Extremists feared that a „Hungarian district” was born, but in reality, the proportion of Hungarians actually decreased. Incidentally, Ukraine celebrated their independence on Monday.

Prime Minister Viktor Orbán sent a letter on this occasion to his colleague Denisz Smihal. „Since the beginning, Hungary has stood up for the preservation of Ukraine’s sovereignty and territorial integrity, and you can count on this in the future”—he wrote. The Prime Minister expressed his satisfaction that the Ukrainian government was willing to discuss outstanding issues in bilateral relations. In conclusion, he reassured his Ukrainian colleague that the Hungarian government would be a partner in cooperation based on mutual respect and good neighborhood relations. Hungarian-Ukrainian relations have been rather frigid since Kiev voted in 2017 for a new education policy which suppressed Hungarians in Transcarpathia. Until this dispute is resolved, Hungary continues to block NATO ministerial meetings with Ukraine.

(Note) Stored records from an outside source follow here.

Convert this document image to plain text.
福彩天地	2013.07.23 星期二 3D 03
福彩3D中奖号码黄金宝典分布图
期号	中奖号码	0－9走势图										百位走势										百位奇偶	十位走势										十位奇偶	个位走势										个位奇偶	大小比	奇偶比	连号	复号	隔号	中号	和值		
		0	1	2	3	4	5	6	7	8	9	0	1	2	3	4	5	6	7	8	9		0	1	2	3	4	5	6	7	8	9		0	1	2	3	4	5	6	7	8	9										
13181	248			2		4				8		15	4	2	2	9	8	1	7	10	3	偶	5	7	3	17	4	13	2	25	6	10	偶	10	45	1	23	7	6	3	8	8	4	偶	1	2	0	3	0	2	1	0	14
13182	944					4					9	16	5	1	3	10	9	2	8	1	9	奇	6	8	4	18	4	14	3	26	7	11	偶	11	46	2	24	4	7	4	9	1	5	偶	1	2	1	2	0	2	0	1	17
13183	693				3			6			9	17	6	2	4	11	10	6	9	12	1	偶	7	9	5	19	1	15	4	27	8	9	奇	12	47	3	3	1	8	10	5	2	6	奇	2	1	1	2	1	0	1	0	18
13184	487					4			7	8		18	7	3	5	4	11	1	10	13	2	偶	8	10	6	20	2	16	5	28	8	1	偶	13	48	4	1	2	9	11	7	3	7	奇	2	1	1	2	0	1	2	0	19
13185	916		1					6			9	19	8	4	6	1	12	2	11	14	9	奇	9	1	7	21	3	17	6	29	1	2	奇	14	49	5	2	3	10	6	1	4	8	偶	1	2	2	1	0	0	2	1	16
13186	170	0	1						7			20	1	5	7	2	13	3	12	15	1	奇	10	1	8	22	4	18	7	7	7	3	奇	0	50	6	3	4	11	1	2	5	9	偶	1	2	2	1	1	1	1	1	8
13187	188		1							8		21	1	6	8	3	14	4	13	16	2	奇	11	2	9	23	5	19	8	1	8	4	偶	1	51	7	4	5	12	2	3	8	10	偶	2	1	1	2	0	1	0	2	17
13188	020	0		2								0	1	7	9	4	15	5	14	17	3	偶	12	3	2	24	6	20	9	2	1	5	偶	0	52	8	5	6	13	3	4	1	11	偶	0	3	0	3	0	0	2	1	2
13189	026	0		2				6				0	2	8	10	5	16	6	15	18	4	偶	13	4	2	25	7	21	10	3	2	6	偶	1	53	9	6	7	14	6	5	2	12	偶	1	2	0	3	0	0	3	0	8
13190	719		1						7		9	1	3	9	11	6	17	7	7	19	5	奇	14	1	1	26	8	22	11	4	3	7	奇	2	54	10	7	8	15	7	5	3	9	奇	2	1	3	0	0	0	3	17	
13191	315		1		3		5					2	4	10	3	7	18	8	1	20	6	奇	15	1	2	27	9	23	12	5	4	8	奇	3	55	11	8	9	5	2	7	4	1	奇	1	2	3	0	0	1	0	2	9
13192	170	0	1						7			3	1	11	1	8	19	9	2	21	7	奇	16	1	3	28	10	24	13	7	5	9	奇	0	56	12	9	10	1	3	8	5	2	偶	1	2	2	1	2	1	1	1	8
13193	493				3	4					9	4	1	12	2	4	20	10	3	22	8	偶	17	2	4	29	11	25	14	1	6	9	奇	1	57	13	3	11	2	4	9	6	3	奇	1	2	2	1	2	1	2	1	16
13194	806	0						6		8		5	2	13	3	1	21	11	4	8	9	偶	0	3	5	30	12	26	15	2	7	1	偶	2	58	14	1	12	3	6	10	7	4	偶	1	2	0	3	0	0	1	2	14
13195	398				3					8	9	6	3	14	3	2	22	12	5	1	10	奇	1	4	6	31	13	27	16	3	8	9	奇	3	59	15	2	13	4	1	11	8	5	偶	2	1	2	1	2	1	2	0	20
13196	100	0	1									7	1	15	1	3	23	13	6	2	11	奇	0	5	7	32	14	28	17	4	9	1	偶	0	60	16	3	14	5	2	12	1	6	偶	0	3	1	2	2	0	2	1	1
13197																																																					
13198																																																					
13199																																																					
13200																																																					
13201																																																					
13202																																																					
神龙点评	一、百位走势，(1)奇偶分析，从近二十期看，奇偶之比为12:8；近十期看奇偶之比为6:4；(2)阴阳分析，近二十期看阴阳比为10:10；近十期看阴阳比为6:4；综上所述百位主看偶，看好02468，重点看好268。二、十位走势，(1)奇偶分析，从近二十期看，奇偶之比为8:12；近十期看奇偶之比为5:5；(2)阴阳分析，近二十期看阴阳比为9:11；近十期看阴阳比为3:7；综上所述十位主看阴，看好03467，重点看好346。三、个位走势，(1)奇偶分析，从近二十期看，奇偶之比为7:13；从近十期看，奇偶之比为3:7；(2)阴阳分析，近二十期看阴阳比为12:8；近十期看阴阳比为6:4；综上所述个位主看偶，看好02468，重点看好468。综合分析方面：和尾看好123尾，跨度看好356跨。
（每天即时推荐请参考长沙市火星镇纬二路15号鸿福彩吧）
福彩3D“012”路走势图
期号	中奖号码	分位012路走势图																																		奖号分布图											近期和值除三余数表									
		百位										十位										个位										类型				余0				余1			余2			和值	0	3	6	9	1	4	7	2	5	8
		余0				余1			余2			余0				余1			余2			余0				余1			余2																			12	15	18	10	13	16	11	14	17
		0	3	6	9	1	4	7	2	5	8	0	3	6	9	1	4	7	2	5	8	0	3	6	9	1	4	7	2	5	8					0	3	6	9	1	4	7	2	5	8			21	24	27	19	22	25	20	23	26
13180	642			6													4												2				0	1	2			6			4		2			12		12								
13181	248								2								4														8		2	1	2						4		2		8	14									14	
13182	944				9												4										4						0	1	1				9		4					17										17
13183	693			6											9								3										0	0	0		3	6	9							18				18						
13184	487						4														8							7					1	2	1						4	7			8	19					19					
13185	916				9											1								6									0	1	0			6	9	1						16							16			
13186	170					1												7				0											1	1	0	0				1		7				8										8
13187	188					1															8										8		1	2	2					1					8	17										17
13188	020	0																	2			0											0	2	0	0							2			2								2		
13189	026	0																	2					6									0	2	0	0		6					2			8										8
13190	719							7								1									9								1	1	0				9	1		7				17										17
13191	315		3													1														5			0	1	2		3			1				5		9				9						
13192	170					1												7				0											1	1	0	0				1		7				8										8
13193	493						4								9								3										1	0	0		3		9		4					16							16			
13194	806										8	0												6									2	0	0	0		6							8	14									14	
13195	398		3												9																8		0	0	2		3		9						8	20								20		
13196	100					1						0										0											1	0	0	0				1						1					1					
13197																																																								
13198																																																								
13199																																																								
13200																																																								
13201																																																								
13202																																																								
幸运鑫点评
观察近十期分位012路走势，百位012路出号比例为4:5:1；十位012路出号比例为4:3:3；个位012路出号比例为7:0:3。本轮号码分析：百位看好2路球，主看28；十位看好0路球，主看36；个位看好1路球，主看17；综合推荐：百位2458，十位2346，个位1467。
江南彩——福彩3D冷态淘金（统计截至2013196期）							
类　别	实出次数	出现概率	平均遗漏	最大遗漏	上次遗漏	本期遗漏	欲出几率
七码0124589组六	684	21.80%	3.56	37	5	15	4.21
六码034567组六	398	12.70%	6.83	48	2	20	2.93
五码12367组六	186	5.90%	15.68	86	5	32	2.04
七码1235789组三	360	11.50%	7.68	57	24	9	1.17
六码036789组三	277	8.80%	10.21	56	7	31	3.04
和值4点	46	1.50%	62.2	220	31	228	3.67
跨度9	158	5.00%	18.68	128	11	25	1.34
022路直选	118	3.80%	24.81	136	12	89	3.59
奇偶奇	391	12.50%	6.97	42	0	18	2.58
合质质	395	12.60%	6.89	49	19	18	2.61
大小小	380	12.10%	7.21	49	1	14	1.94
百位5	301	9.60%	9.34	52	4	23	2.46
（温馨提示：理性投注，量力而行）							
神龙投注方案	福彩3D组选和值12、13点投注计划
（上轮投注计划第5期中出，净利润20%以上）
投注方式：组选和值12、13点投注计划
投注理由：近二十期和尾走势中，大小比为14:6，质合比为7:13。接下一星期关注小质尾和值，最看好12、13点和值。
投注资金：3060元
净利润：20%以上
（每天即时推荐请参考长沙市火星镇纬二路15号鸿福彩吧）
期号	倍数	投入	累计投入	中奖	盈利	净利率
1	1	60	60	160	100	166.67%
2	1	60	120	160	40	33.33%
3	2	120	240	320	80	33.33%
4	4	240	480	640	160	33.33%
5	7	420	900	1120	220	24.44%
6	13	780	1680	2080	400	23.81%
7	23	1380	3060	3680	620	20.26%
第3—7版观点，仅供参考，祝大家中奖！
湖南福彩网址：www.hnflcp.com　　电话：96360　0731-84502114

In recent months, Minister of Foreign Affairs and Trade, Peter Szijjártó, managed to breathe new life into the two countries’ relations, meeting twice over the summer with his Ukrainian counterpart. Thus far, the Hungarian government has made no secret of the fact that they look forward to the presidency of Volodymyr Zelensky, who was elected over a year ago. Although hopes for a longawaited meeting with Viktor Orbán emerged in July, the coronavirus epidemic, among other things, cancelled these plans. However, the Hungarian PM’s visit to Kiev is still on the agenda.